What can I read from the color of the earwax?
Earwax exists in many different colors. Both yellowish and orange earwax are possible, as well as many shades of brown to black. Dark earwax seems to be mainly caused by heavy sweat production.
Genetically, a person produces either dry or moist earwax. The absolute majority of Europeans produce the moist type. Above all in East Asia, however, one finds the dry type.
This is whiter and firmer. An indication of a damage is above all the earwax added blood. If large amounts of liquid flow out of the ear, it can not only be earwax, but also pus, for example. In this case a doctor should be consulted.
Earwax for babies and children
Earwax is a common problem for babies and children. Basically, however, it fulfills the same tasks for the little ones as in adulthood. It is an important barrier against any kind of infection of the external auditory canal and ensures that it is kept moist and self-cleaning.

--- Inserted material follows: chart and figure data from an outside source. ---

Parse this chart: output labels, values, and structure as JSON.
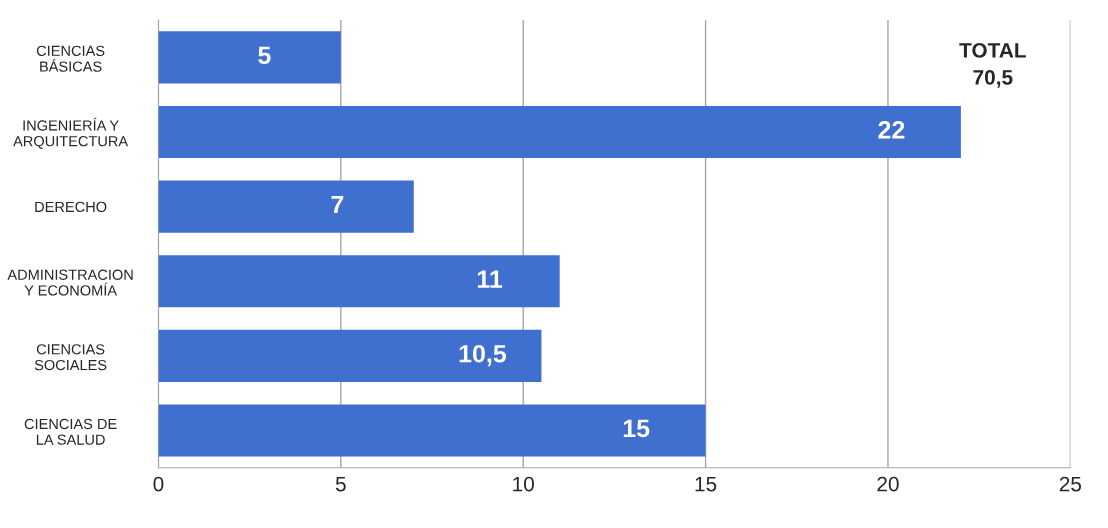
{
  "chart_data": {
    "type": "bar",
    "orientation": "horizontal",
    "categories": [
      "CIENCIAS\nBÁSICAS",
      "INGENIERÍA Y\nARQUITECTURA",
      "DERECHO",
      "ADMINISTRACION\nY ECONOMÍA",
      "CIENCIAS\nSOCIALES",
      "CIENCIAS DE\nLA SALUD"
    ],
    "values": [
      5,
      22,
      7,
      11,
      10.5,
      15
    ],
    "value_labels": [
      "5",
      "22",
      "7",
      "11",
      "10,5",
      "15"
    ],
    "color": "#3f6fcf",
    "xlim": [
      0,
      25
    ],
    "xticks": [
      0,
      5,
      10,
      15,
      20,
      25
    ],
    "grid": "x",
    "annotations": [
      "TOTAL\n70,5"
    ]
  }
}
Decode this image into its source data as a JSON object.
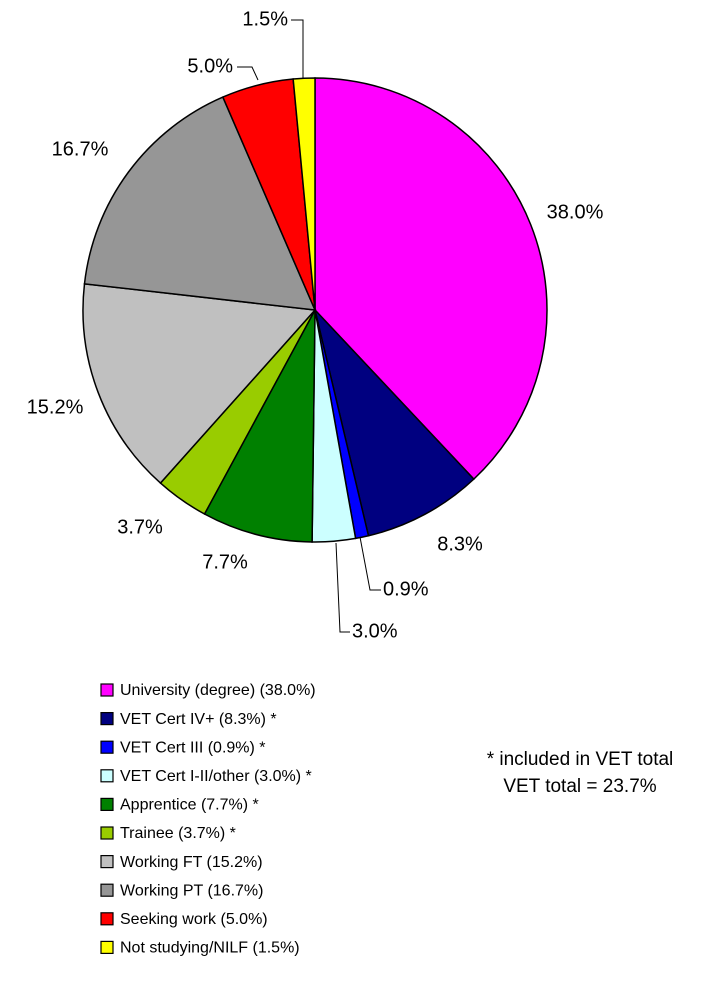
{
  "chart_data": {
    "type": "pie",
    "categories": [
      "University (degree) (38.0%)",
      "VET Cert IV+ (8.3%) *",
      "VET Cert III (0.9%) *",
      "VET Cert I-II/other (3.0%) *",
      "Apprentice (7.7%) *",
      "Trainee (3.7%) *",
      "Working FT (15.2%)",
      "Working PT (16.7%)",
      "Seeking work (5.0%)",
      "Not studying/NILF (1.5%)"
    ],
    "values": [
      38.0,
      8.3,
      0.9,
      3.0,
      7.7,
      3.7,
      15.2,
      16.7,
      5.0,
      1.5
    ],
    "value_labels": [
      "38.0%",
      "8.3%",
      "0.9%",
      "3.0%",
      "7.7%",
      "3.7%",
      "15.2%",
      "16.7%",
      "5.0%",
      "1.5%"
    ],
    "colors": [
      "#FF00FF",
      "#000080",
      "#0000FF",
      "#CCFFFF",
      "#008000",
      "#99CC00",
      "#C0C0C0",
      "#969696",
      "#FF0000",
      "#FFFF00"
    ],
    "annotations": [
      "* included in VET total",
      "VET total = 23.7%"
    ]
  }
}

In babies and children, too, excess production and a disturbed self-cleaning process can lead to the formation of a plug of earwax. Close observation and age-appropriate questioning of the child can provide information about the type of impairment. Older children usually complain of a loss of normal hearing on one side, a feeling of pressure, pain or itching, and less frequently even of ringing in the ears.
In babies, if the excess earwax is not already visible at the exit of the external auditory canal, attention should be paid to signs of sensation in one ear. Too much earwax is never the cause of fever, infections or problems falling asleep. Under no circumstances should parents try to clean their baby’s or child’s ears themselves without medical advice.
Do not use cotton swabs that are intended for adult use, as they can cause injury to the child’s ear if used improperly. After careful and gentle inspection of the affected ear, the doctor will decide on a gentle removal of the earwax by means of keratolytic (horn-dissolving) drops and gentle rinsing with warm water. Painful measures such as scraping out the external auditory canal with spoons or loop tools are not recommended for babies and children due to their unwillingness to cooperate.
If necessary, the treatment with drops and the subsequent rinsing of the auditory canal must be repeated. The doctor can train parents of affected children in the application of the measures for use at home. However, even in infancy or childhood, the healthy ear does not require regular cleaning and complications can arise if the ear is excessively or improperly irrigated.